Ok, ma pure se ci sono arrivate volando, comunque qualcuno le avrà buttate per terra.

C’hai pure ragione! Che poi non c’era quella teoria, tempo fa, che la gente sporca dove vede sporco?

Sì che c’era; infatti se vai in centro storico dove ancora non è stato ricostruito, trovi un tripudio di bottiglie e cicche di sigarette. Per non parlare dei sacchetti con le cacche dei cani. Che poi, mi chiedo: ma che le raccogli a fare se poi non le cestini? Se le lasci libere, almeno, l’azione atmosferica daje e daje, le smaterializza. Ma se le tieni nella plastica, quelle vanno avanti decenni.

Vabbè, andiamo bene!

In che senso?

Nel senso che se ora si mettono a sporcare anche i monumenti appena restaurati e gli spazi ordinati vuol dire che proprio, a certa gente, non gliene frega niente di niente; né di me, né di te e neanche di tutti noi messi insieme, Torrione compreso.

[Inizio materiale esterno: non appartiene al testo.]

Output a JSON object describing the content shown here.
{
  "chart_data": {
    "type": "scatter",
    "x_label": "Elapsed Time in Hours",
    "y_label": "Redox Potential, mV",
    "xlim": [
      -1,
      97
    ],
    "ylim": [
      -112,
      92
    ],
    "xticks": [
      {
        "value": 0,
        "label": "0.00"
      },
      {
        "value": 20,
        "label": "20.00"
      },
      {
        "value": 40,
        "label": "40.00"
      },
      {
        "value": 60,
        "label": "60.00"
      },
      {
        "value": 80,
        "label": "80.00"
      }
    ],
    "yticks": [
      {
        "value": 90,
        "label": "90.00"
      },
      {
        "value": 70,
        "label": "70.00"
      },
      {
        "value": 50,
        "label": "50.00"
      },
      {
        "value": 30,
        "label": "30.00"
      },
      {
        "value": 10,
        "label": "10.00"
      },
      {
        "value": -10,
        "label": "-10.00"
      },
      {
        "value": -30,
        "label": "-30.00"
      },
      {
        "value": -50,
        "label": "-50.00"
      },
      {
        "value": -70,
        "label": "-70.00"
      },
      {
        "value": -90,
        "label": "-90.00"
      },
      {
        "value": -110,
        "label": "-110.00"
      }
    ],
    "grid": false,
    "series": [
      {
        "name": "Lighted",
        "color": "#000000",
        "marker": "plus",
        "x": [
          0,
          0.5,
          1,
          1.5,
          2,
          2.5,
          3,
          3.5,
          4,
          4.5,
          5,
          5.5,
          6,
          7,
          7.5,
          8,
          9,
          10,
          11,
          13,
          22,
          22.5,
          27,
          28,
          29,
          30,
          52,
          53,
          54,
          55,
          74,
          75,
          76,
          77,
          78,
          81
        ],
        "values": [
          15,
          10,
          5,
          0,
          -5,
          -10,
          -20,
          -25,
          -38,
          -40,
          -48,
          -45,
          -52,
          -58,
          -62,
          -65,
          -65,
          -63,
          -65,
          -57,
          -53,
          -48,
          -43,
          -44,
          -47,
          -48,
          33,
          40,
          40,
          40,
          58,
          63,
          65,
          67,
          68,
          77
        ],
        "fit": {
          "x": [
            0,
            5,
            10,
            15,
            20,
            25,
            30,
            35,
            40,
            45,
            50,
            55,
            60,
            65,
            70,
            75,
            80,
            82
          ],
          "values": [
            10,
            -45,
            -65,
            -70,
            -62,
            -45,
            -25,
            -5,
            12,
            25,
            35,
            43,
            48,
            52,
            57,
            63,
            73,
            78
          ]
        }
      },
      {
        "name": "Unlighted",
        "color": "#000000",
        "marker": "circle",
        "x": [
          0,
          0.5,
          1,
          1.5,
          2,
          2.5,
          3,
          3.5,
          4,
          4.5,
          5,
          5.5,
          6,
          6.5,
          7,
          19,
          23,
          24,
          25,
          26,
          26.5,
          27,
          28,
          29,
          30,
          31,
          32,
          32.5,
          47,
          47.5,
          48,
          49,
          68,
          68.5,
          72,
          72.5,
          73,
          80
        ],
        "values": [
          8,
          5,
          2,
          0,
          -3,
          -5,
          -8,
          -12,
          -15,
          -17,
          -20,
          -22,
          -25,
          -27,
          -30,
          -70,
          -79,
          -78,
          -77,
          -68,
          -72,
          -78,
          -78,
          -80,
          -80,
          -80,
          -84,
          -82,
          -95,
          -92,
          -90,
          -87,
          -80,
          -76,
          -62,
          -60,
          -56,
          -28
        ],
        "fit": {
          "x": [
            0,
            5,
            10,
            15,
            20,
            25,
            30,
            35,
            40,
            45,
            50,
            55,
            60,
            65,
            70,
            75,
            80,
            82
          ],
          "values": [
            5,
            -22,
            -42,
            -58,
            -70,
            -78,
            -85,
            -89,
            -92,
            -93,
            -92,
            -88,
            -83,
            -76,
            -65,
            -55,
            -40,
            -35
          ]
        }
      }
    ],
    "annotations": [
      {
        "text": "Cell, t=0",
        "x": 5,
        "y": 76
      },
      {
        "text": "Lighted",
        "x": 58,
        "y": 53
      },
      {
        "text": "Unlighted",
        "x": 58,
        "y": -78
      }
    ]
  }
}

Che poi, a casa loro butteranno le carte per terra?

Boh, tutto può essere.  E, comunque, tocca riformulare la teoria.

Cioè?

Cioè,  si sporca a prescindere, anche dov’è pulito. E allora uno passa, vede pulito e la prima cosa che gli viene in mente è di sporcare.

Geniale! Così, quello che viene dopo, trova sporco ed è incentivato a buttare le cartacce. E più è sporco e più viene voglia di sozzare. Un cane che si morde la coda, insomma. Un circolo vizioso, diciamo. Non ci avevo pensato; andiamo davvero bene, anzi, sempre meglio!